The NCEI reported more than 870 confirmed tornadoes that year.

“We’ve had other years such as 2003, which began as one of the smallest years on record through April 30, but by May 10, it was well above average,” Brooks said.

Experts say one of the reasons behind this active year could be the record warmth in the Gulf of Mexico, particularly near the western Gulf and the Loop Current, which is a flow of warm water that travels through the Gulf and past the Florida Keys.

“This leads to a more humid air mass over the Gulf, which can then be transported northward by wind into the U.S.,” said Dr. Victor Gensini, associate professor of meteorology at the College of DuPage in Illinois.

A relatively warm winter with fewer cold fronts across the southern U.S. might also be the cause, according to Dr.
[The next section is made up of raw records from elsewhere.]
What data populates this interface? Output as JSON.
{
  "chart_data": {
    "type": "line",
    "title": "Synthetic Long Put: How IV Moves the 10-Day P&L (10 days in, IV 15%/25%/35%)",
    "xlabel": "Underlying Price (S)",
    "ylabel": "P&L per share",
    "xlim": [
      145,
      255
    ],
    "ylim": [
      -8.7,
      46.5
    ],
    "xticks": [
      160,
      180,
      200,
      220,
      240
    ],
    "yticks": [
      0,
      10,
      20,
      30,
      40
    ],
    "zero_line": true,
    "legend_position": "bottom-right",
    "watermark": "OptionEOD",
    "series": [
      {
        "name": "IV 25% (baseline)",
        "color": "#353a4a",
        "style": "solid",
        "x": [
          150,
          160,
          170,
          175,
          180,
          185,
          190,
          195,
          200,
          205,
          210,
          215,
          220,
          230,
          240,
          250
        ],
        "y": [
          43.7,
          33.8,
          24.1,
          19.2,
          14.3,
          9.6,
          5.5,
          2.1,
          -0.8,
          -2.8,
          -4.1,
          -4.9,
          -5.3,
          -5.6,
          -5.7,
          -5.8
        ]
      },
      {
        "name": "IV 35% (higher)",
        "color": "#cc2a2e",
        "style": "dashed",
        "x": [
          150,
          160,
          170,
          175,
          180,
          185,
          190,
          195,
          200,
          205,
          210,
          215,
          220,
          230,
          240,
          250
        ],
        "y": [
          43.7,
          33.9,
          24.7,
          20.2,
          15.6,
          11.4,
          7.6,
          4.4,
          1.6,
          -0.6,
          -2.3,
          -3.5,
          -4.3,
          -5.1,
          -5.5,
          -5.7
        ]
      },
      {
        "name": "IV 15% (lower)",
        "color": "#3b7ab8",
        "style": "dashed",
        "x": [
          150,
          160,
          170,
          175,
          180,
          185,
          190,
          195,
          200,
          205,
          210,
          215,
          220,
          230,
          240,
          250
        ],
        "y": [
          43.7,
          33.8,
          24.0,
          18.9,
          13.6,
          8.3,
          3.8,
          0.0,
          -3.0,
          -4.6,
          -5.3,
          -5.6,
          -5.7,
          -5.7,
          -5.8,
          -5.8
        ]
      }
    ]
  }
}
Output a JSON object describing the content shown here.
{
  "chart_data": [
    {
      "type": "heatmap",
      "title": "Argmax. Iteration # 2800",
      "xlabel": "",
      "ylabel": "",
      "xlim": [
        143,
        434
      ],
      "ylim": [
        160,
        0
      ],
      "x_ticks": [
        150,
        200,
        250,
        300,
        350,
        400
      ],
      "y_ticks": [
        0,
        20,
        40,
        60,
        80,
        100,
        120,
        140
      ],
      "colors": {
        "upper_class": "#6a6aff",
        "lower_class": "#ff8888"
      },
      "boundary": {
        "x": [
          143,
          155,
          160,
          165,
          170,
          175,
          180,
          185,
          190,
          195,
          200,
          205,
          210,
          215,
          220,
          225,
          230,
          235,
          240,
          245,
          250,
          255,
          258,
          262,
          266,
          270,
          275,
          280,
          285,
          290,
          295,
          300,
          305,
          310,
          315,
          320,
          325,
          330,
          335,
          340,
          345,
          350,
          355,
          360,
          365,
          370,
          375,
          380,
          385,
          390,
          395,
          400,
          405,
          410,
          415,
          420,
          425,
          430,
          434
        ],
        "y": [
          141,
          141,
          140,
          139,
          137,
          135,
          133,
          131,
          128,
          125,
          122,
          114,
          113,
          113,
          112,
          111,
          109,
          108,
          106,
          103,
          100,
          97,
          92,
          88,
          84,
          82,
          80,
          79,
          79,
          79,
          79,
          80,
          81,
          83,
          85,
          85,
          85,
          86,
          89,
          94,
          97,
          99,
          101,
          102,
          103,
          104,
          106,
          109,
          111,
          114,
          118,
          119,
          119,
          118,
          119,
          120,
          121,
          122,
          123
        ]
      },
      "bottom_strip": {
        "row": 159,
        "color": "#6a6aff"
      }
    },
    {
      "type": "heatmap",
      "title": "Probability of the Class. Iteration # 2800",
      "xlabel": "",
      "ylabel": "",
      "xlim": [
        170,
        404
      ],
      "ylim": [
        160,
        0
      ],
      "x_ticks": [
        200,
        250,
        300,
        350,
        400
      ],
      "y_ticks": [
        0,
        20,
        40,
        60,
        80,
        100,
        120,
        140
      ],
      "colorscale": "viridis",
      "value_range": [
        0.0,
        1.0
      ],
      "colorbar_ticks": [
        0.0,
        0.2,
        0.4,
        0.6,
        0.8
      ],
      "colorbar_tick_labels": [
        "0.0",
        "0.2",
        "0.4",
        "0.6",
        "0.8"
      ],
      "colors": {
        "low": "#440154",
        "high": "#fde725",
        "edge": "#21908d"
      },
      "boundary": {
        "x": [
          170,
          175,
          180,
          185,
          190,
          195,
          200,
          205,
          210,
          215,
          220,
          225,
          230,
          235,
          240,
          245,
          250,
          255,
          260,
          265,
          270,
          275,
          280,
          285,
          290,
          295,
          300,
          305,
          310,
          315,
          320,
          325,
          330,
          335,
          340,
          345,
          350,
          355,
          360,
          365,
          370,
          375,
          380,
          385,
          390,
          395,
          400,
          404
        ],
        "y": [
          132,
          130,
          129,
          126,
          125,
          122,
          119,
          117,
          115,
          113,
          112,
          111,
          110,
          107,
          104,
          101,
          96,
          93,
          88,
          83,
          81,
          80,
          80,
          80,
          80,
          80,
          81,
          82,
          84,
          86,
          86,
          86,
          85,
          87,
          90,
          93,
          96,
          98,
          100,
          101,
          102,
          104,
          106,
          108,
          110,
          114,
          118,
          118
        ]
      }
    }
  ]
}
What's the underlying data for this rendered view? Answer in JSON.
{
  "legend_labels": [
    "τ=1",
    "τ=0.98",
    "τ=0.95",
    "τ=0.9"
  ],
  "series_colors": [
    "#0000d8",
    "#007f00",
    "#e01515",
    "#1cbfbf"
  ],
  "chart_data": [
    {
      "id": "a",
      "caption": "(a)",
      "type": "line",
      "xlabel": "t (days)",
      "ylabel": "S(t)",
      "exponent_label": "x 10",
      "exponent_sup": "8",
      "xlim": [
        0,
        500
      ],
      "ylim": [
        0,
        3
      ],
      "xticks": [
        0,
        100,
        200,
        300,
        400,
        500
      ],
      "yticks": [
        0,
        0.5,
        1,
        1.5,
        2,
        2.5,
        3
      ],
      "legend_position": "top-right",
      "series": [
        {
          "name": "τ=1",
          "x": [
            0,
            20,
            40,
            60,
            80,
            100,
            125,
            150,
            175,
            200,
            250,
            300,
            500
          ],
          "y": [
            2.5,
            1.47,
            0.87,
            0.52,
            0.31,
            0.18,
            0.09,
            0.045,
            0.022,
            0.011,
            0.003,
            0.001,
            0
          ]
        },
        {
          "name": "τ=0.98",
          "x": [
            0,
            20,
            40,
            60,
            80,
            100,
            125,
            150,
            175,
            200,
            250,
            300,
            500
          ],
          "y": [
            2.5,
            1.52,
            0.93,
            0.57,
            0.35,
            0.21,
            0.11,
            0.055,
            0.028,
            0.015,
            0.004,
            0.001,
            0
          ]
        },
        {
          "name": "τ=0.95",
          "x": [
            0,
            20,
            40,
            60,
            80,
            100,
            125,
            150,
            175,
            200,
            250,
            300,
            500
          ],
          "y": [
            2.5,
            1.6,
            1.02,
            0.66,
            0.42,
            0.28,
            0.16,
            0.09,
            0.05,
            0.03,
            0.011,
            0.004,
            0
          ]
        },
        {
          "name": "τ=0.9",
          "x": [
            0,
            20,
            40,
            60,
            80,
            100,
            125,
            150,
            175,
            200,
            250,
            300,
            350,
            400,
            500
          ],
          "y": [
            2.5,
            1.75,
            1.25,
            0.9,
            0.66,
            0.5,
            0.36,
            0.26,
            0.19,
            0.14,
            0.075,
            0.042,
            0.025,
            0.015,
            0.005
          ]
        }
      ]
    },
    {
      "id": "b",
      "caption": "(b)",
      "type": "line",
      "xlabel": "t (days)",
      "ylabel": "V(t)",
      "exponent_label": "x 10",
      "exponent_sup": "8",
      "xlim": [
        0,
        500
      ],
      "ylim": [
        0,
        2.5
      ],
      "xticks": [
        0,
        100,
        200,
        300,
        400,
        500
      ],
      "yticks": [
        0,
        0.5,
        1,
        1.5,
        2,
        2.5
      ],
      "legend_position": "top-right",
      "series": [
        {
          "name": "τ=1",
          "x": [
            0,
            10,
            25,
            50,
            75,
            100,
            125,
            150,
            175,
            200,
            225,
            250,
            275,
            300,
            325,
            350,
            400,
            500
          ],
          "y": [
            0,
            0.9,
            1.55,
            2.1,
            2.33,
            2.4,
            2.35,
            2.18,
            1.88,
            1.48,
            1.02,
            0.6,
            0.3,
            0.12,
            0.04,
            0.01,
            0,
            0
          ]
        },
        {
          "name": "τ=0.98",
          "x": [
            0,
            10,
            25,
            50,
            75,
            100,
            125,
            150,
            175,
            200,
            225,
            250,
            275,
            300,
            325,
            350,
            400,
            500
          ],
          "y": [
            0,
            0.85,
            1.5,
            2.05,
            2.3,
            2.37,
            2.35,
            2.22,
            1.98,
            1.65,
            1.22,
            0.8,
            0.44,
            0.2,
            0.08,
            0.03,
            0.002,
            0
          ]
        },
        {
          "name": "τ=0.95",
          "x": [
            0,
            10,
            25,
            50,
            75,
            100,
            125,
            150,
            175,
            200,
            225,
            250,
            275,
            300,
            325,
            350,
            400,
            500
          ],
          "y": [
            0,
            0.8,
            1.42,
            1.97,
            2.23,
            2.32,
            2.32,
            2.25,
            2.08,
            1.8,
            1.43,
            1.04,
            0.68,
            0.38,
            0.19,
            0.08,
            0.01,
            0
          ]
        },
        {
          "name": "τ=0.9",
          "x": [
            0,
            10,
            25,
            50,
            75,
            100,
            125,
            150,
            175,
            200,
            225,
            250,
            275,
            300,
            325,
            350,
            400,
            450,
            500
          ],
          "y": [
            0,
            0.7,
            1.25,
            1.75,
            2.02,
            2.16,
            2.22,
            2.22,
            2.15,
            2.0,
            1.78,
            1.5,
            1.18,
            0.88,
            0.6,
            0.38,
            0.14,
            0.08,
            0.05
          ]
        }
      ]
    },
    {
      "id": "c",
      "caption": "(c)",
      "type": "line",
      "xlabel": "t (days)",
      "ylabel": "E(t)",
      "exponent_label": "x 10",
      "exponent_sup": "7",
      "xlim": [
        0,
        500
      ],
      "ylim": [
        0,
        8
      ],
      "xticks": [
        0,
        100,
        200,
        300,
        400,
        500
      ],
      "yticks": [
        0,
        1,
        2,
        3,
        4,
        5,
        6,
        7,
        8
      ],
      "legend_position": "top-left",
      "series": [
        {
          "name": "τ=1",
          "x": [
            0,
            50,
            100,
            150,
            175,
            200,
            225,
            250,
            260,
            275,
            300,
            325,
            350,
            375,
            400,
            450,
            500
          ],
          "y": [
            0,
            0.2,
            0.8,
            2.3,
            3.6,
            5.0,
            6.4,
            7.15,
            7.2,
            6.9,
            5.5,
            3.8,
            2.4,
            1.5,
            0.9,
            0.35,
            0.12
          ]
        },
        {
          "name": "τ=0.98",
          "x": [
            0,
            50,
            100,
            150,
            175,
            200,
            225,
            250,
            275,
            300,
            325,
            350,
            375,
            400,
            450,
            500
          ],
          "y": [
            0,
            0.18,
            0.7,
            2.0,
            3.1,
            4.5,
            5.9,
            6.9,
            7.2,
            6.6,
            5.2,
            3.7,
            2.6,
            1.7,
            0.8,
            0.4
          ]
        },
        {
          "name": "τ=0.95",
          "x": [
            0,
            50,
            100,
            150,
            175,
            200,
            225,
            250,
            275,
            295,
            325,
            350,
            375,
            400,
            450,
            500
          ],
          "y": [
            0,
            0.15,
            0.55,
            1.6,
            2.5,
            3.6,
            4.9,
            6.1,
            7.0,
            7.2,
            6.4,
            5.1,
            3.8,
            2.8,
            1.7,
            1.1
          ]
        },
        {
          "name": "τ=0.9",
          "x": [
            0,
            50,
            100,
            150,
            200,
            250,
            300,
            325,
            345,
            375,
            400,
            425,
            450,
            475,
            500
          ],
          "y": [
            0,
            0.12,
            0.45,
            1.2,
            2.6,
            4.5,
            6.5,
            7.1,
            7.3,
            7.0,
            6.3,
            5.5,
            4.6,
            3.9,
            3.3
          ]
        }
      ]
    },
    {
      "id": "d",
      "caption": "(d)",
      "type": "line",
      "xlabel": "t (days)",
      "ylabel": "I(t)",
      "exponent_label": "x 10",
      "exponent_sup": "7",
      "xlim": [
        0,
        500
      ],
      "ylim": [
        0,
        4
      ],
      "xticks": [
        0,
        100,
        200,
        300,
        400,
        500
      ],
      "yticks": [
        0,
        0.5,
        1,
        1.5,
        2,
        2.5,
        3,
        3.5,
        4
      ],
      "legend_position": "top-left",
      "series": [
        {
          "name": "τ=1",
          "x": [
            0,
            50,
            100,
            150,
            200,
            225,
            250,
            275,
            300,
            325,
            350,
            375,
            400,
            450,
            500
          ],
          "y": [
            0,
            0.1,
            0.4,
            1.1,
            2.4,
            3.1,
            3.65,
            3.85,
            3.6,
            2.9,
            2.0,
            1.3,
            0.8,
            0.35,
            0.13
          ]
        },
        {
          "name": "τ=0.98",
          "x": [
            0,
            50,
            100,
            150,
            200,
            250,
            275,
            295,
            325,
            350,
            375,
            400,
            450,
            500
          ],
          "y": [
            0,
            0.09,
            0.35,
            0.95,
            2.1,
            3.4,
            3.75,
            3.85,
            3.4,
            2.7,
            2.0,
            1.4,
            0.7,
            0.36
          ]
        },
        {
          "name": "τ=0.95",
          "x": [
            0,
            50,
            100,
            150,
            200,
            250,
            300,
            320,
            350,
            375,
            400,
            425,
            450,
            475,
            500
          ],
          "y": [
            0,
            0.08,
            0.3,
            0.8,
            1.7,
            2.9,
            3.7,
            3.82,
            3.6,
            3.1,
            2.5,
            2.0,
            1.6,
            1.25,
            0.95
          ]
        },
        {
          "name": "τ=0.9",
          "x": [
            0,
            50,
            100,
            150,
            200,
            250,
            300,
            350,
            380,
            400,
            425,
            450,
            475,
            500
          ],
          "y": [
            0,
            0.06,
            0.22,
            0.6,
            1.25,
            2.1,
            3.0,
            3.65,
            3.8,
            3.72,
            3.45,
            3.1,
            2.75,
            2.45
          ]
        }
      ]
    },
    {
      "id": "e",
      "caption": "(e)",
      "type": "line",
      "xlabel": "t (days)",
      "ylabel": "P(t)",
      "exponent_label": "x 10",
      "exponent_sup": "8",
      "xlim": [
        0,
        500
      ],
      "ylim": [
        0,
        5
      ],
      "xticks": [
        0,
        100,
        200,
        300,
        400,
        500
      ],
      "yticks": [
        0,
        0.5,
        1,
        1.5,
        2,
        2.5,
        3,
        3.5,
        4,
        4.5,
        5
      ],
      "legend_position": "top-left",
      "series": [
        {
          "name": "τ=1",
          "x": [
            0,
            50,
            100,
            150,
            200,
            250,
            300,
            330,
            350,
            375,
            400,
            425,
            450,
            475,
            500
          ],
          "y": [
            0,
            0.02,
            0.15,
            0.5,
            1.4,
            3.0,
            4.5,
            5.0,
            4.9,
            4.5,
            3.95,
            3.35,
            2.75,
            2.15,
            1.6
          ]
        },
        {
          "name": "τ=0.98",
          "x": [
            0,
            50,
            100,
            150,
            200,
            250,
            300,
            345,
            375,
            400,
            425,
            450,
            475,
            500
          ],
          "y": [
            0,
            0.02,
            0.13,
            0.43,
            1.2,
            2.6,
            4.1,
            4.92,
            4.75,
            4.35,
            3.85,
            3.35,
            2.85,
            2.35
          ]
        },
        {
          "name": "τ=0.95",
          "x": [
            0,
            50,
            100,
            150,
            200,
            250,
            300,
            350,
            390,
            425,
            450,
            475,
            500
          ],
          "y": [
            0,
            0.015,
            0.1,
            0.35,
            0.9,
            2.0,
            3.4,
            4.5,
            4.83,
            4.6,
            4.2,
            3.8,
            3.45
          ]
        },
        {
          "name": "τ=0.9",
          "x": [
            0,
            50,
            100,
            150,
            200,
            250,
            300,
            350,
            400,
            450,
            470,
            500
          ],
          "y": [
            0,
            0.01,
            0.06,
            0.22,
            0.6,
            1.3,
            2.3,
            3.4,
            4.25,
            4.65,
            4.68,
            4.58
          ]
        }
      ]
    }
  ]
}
John Allen, assistant professor of meteorology at Central Michigan University.

“[This allows] warm, moist conditions to build, so that any systems that do come in have access to greater instability,” Allen said.

“The near-surface air over the inter-mountain region has also not cooled as significantly, which has led to enhanced lapse rates of temperature with height, another important ingredient to instability,” he said.

Low angular momentum has also been observed for a large majority of late last winter and early spring, said Gensini.

Research has shown that low angular momentum can play a role in tornado activity, he said.

“Think of angular momentum as a measure of how meridional (or roller-coaster-like) the jet stream is,” Gensini said.

A weather pattern with low angular momentum, which is associated with large dips and bulges in the jet stream, is more conducive to severe weather outbreaks, Gensini said.

The jet stream is a fast river of air around the level that jets typically fly.

La Niña may have also played a role in tornado conditions.

“In terms of the seasonal factors, the weak La Niña appears to have had a lasting influence on the midwinter, with higher winter and early spring tornado frequency typically associated with La Niña and the resulting wavier jet stream,” said Allen.

Experts generally agree that the rest of April does not appear as active as the earlier part of 2017.

“The first half of April will probably go into the books as about normal or slightly below normal,” said AccuWeather Enterprise Solution Senior Vice President Mike Smith.

“There are some indications that May will be active, but I think that this storm season will end up about average,” he said.

According to Allen, the year has already fallen off pace with the more than 500 preliminary tornado reports through mid-April, compared to 621 reported tornadoes in 2008.

“Unless we see some enhanced activity by the end of April, we will likely be ending up a little less of an outlier behind 2008 and 2011,” said Allen.

“Nonetheless, with a start like this, even following the average rate for the rest of the year would put us in the top three,” Allen said.